Peggy’s Psalm for the Animals ( A New Psalm 151) Written by Judy Timmons

O God, you have created them for our care and our pleasure,
The horse Junie B to munch the grass and give me rides in her saddle
The source of my long awaited desire to have a horse of my own.
The once silent donkeys who have found their voices,
Braying to let us know of their hunger or displeasure,
Following close on our heels to greener pastures.
Daddy’s cows and their descendants who marvel at these hills,
So different from flat Georgia pastures.
Barn cats and yard dogs, creations of Yours, all,
Doing their duties-taking care of the grain mice and
Chasing away intruders, whether on two legs or four.

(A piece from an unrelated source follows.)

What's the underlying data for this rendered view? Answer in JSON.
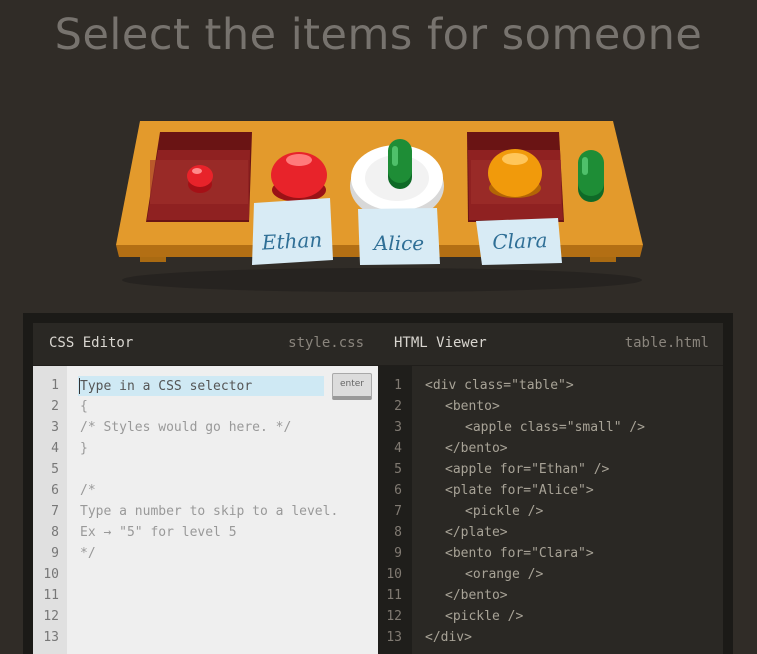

O Lord, how wonderful is your creation of all these four footed beasts
That we fondly call friends and helpers on this much loved land of yours.
You have loaned them to us for a time as you have shared all your world with us
For our care and pleasure.

O Lord, they and we need rain to grow their feed and to nourish our soil and our souls.
Hear our prayer for life-gicing showers of blessings from the heavens.
Turn not a deaf ear to our entreaties.
Answer this prayer and pour down your healing waters of liquid love on all of us.